Bill gates did a number of decisions against the mindset of the time, and made computing available to the masses. While other companies required you be in some kind of exclusive club to interoperate, MS allowed to run basic on pretty much everything, even low priced systems (C64), and do everything with it and never demanded that anybody writing programs for their OSes paid them a fee or asked them for permission. The path to put computing to the masses (and go outside the idea of exclusive deals) was probably seen risky, and could have gone wrong.

And while i personaaly mounr over the suffering of OS/2 from a technical viewpoint, i am not sure that staying together in bed with IBM would have done the world much good (although i am sure the short-term revenue could have been higher for MS).

Comment Nobody forces you (Score 1) 194

to use google closed source code if you want to run android apps on your device. Nokia/MS can do it, blackberry too, and obviously many cheap Chinese nameless devices. There are other app stores than google play.

That being said, I understand Google why i they don't like to brand a "dual boot"/"switching device which probably would suck even more power and have a more indeterministic behavior than even the most crapware-loaded samsung device.

If MS or asus likes this so much, nobody hinders them to to the right things, which are either
* give Windows the capability to execute Android Apps from the start
* make an android app which runs windows programs.

Comment Re:Short answer: I don't (Score 1) 88

Major and popular: yes, one or two. And dont expect me to go into the details. Look for yourself.

Typical sicknesses to look out in open source code:
-bad glue code
-missing or ill-defined tests
-lack of documentation
-code which the current maintainer imagined to start a ne coding style (and misestimated the work associated with this)

Still, i have to admit, the worst open source i have seen comes from commercial projects open sourced at some point.
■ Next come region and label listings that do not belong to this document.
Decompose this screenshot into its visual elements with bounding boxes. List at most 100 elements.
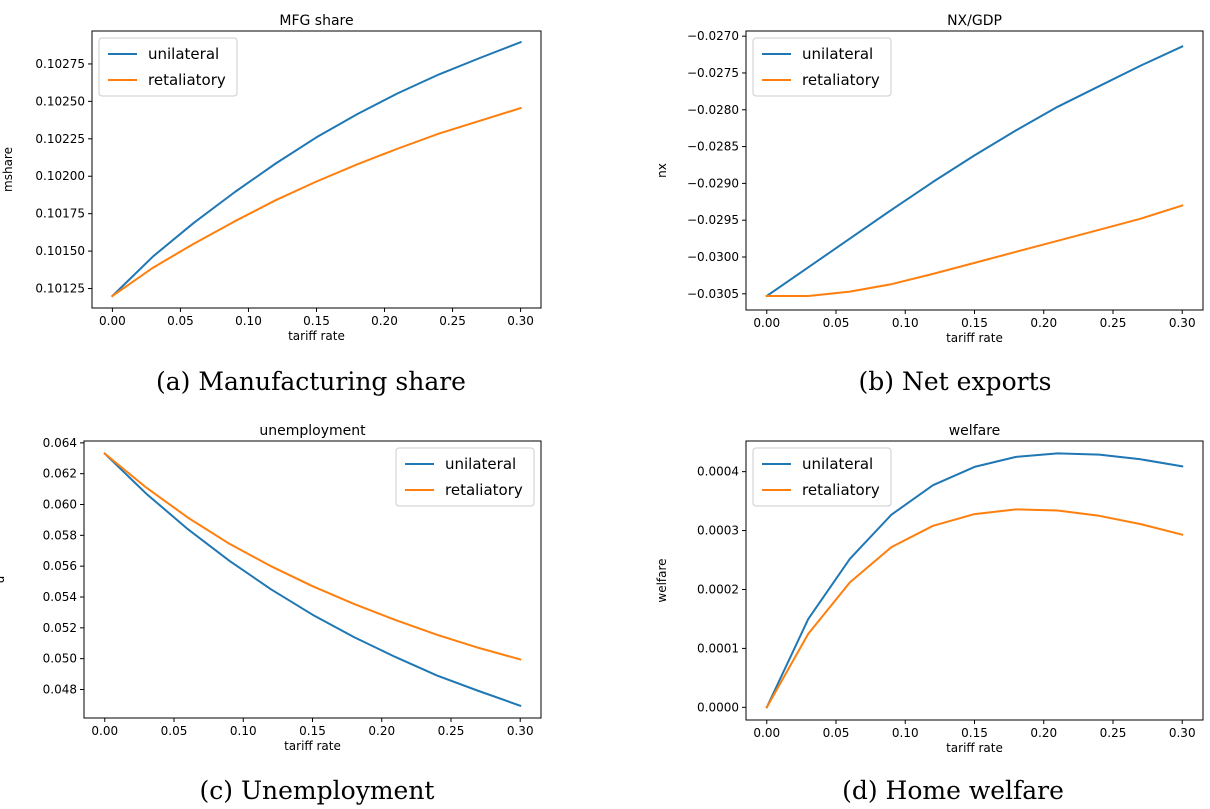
y-tick-label: −0.0285 (687, 140, 739, 154)
x-tick-label: 0.15 (299, 724, 326, 738)
y-tick-label: −0.0275 (687, 66, 739, 80)
y-tick-label: 0.0004 (697, 465, 739, 479)
series-line-unilateral (765, 45, 1184, 298)
y-axis-label: welfare (655, 558, 669, 602)
x-tick-label: 0.05 (823, 316, 850, 330)
x-tick-label: 0.15 (961, 316, 988, 330)
panel-unemployment: unemployment 0.00 0.05 0.10 0.15 0.20 0.25 0.30… (0, 423, 542, 753)
legend-label-retaliatory: retaliatory (148, 71, 226, 89)
x-tick-label: 0.15 (961, 726, 988, 740)
y-tick-label: 0.10275 (35, 57, 85, 71)
y-tick-label: 0.0003 (697, 524, 739, 538)
legend-box (395, 447, 535, 507)
legend-box (752, 447, 892, 507)
y-tick-label: 0.10250 (35, 94, 85, 108)
caption-c: (c) Unemployment (200, 776, 435, 805)
legend-label-retaliatory: retaliatory (802, 71, 880, 89)
series-line-unilateral (765, 452, 1184, 709)
series-line-retaliatory (103, 452, 522, 661)
y-tick-label: 0.0000 (697, 700, 739, 714)
legend-label-unilateral: unilateral (802, 455, 873, 473)
y-tick-label: 0.10150 (35, 244, 85, 258)
x-tick-label: 0.10 (230, 724, 257, 738)
series-line-unilateral (103, 452, 522, 707)
y-tick-label: 0.060 (43, 498, 77, 512)
x-tick-label: 0.25 (1100, 316, 1127, 330)
x-tick-label: 0.30 (1169, 726, 1196, 740)
y-tick-label: −0.0305 (687, 287, 739, 301)
caption-b: (b) Net exports (859, 367, 1052, 396)
x-tick-label: 0.30 (1169, 316, 1196, 330)
legend: unilateral retaliatory (395, 447, 535, 507)
caption-d: (d) Home welfare (842, 776, 1064, 805)
y-axis-label: nx (655, 163, 669, 178)
legend-label-unilateral: unilateral (802, 45, 873, 63)
panel-manufacturing-share: MFG share 0.00 0.05 0.10 0.15 0.20 0.25 0.30 0.1… (1, 13, 542, 343)
y-tick-label: −0.0300 (687, 250, 739, 264)
y-tick-label: 0.064 (43, 436, 77, 450)
x-tick-label: 0.20 (1030, 316, 1057, 330)
x-tick-label: 0.20 (1030, 726, 1057, 740)
x-tick-label: 0.00 (753, 726, 780, 740)
legend: unilateral retaliatory (752, 447, 892, 507)
legend: unilateral retaliatory (752, 37, 892, 97)
chart-title: unemployment (259, 423, 366, 439)
y-tick-label: 0.10200 (35, 169, 85, 183)
chart-title: welfare (949, 423, 1001, 439)
y-tick-label: 0.062 (43, 467, 77, 481)
x-axis-label: tariff rate (284, 739, 341, 753)
x-tick-label: 0.10 (892, 726, 919, 740)
y-tick-label: −0.0295 (687, 213, 739, 227)
x-tick-label: 0.20 (368, 724, 395, 738)
series-line-retaliatory (765, 508, 1184, 709)
y-tick-label: 0.054 (43, 590, 77, 604)
x-tick-label: 0.05 (161, 724, 188, 738)
x-tick-label: 0.30 (507, 314, 534, 328)
x-tick-label: 0.25 (439, 314, 466, 328)
y-tick-label: −0.0270 (687, 29, 739, 43)
axes-frame (745, 440, 1204, 721)
y-tick-label: 0.10175 (35, 207, 85, 221)
x-tick-label: 0.10 (892, 316, 919, 330)
series-line-retaliatory (111, 106, 522, 298)
series-line-retaliatory (765, 204, 1184, 297)
y-tick-label: 0.058 (43, 528, 77, 542)
x-axis-label: tariff rate (946, 741, 1003, 755)
x-tick-label: 0.20 (371, 314, 398, 328)
x-axis-label: tariff rate (946, 331, 1003, 345)
x-tick-label: 0.05 (823, 726, 850, 740)
axes-frame (745, 30, 1204, 311)
chart-title: MFG share (279, 13, 353, 29)
y-tick-label: 0.050 (43, 652, 77, 666)
y-axis-label: mshare (1, 147, 15, 192)
panel-net-exports: NX/GDP 0.00 0.05 0.10 0.15 0.20 0.25 0.30 −0.030… (655, 13, 1204, 345)
legend-label-unilateral: unilateral (445, 455, 516, 473)
legend-label-retaliatory: retaliatory (802, 481, 880, 499)
y-tick-label: −0.0280 (687, 103, 739, 117)
y-tick-label: 0.052 (43, 621, 77, 635)
y-tick-label: 0.10125 (35, 282, 85, 296)
legend: unilateral retaliatory (98, 37, 238, 97)
x-tick-label: 0.00 (99, 314, 126, 328)
x-tick-label: 0.00 (91, 724, 118, 738)
legend-label-retaliatory: retaliatory (445, 481, 523, 499)
y-tick-label: 0.048 (43, 682, 77, 696)
legend-label-unilateral: unilateral (148, 45, 219, 63)
x-axis-label: tariff rate (288, 329, 345, 343)
y-tick-label: 0.10225 (35, 132, 85, 146)
legend-box (98, 37, 238, 97)
y-tick-label: 0.0001 (697, 641, 739, 655)
x-tick-label: 0.30 (507, 724, 534, 738)
series-line-unilateral (110, 40, 522, 298)
y-axis-label: u (0, 576, 7, 584)
x-tick-label: 0.00 (753, 316, 780, 330)
x-tick-label: 0.15 (303, 314, 330, 328)
y-tick-label: −0.0290 (687, 176, 739, 190)
x-tick-label: 0.05 (167, 314, 194, 328)
y-tick-label: 0.0002 (697, 582, 739, 596)
axes-frame (83, 440, 542, 719)
y-tick-label: 0.056 (43, 559, 77, 573)
axes-frame (91, 30, 542, 309)
x-tick-label: 0.10 (235, 314, 262, 328)
x-tick-label: 0.25 (438, 724, 465, 738)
Comment Re:Short answer: I don't (Score 1) 88

That is an illusion. I have seen Open source code which looks like shit if you take 10 Minutes to look into it. I have seen worse close-source, though, but i have also seen great closed source code.

If you really need to have a look at a close source lib, you can sign a license agreement with the compnay in question.

Comment Re:A severe distortion is here (Score 1) 362

As strange as it may seem, Megacities are the most resource-friendly way to live. Unless you are fortunate enough that you and your wife work at the same employer for you whole life, and schools for your children during all their school years are accidentally in the same suburb (pretty unlikely), and all shops happen to be directly in front of your door (that would be in the city), one or more family members will be commuting, and additionally you will go 10 Miles on the highway even for buying a small pack of milk. I always try to live at a place where i dont need a car (even to go to work) or, at worst, only need a car for going to the work/doing shopping and do everything else by foot/bike/subway/train/bus.

Comment Re:Well ... what do you expect (Score 2) 479

Yeah. Imperialist pride. Sure. How about: Maybe they were sent there and did not like it, but after they lived in a purely russian city, where russuan language was demanded from the Soviet Union, newly built there for 50 years they are not welcome at "home"?

Never keep people living somewhere responsible for the political actions of their leaders 60 years ago.